Rosa quickly walked on, as she’d been instructed to, and now the long wait began for the crook who’d forced her to pay up to avoid her past becoming common knowledge.

And we didn’t have to wait long: suddenly a man came trudging up that same path, looked left and right, then dipped into the trash receptacle, took out the plastic bag, and then tucked it into his coat and was off at a nice clip! All in all a very smooth operator!

“Let’s grab him!” Chase said, and was out of those bushes and proving his parents correct in naming him Chase: he hurried in the direction of the blackmailer, and made haste doing so. Unfortunately the blackmailer must have seen him coming, for he, too, quickened his step, then broke into an outright run. Odelia had sprang from the bushes like a coiled spring, and even Dooley and myself were giving chase, though at a much more sedate tempo. And as the chase was on, we could see Chase gaining on the blackmailer, and I anticipated an imminent capture any moment when all of a sudden, out of the bushes Gran and Scarlett appeared, followed by Harriet and Brutus. They crossed Chase’s path as the cop was in the homestretch to tackle the blackmailer, and their timing was thus that Gran collided with Chase, Scarlett collided with Odelia, Harriet collided with Dooley, and Brutus collided with me. So on the whole you might say that it was one serendipitous collision, and the upshot was that by the time all the limbs had been disentangled, and all the heads had been screwed on right again, and the loud and vociferous recriminations had died away, of our blackmailer there was not a single trace.

In other words, the neighborhood watch—or should I call them the Neighborhood Cat Watch now?—had effectively been instrumental in allowing the bad guy to get away.

Not a propitious start for Gran and Harriet’s latest harebrained scheme!

The conversation that followed wasn’t a very fruitful one, either.

“You let him get away!” Chase cried.

“Let who get away?” asked Gran, massaging a sore spot where the large and muscular cop had bumped into her.

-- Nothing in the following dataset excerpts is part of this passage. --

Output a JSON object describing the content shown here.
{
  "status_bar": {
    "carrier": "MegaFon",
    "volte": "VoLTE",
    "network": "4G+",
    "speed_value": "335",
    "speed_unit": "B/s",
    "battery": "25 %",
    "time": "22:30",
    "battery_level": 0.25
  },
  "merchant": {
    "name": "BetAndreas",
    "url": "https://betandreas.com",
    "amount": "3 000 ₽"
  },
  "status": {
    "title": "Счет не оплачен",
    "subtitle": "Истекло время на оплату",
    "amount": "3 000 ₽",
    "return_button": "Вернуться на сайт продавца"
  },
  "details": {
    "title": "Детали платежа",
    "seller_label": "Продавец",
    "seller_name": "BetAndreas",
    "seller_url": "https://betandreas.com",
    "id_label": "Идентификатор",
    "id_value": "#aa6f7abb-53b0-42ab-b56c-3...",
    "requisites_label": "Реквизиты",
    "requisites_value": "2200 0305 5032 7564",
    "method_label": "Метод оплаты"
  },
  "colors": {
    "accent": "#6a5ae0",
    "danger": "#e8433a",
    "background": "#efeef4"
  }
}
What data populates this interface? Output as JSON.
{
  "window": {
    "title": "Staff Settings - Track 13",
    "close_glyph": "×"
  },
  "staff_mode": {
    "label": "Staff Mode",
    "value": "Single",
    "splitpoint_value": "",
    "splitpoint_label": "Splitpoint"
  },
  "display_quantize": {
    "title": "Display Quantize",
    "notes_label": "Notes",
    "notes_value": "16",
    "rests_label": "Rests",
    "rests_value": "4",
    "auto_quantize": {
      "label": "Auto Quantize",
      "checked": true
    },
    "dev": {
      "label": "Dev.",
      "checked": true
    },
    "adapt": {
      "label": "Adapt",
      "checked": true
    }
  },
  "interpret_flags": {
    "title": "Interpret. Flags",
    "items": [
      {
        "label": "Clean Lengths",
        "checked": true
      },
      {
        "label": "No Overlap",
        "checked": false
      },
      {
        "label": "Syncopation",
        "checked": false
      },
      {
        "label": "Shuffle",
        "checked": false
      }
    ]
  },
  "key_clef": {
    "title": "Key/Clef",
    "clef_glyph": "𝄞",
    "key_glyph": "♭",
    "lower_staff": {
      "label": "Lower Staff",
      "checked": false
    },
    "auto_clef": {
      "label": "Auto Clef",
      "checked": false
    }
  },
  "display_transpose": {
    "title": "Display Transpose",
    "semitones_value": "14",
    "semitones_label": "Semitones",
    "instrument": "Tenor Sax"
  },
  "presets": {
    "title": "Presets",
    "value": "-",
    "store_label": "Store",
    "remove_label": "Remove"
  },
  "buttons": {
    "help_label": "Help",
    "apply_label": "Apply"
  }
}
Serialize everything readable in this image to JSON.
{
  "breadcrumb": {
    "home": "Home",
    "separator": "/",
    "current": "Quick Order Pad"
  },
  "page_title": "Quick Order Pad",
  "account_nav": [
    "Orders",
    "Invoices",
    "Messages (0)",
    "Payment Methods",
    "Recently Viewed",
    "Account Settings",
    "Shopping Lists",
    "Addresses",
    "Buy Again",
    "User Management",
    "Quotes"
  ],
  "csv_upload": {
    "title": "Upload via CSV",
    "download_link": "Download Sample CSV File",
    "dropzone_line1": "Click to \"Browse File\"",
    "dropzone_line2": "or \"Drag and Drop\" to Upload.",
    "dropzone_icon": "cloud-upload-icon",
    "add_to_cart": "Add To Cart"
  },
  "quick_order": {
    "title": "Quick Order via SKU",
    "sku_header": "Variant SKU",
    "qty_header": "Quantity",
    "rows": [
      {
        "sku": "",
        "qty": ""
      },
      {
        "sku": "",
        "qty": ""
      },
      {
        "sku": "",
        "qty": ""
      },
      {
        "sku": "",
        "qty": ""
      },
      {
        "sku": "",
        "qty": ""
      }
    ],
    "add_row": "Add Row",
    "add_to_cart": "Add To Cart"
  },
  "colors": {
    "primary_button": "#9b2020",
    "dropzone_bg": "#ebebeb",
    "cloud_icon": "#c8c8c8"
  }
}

It was in fact a small miracle that all her body parts were still attached and that she was still breathing. If a man of Chase’s dimensions had bumped into me, going at that speed, I would have been flattened. Like running into a bulldozer.

“Can’t tell you,” Chase grunted, scanning the horizon for the elusive blackmailer.

“Can’t tell me what?”

“Sorry—it’s classified,” the cop announced.

“Classified? Who are you? James Bond? Do you have a license to kill, too? Cause you tried to kill me just now!”

“As if,” Chase scoffed. He was clearly annoyed that he’d lost his man.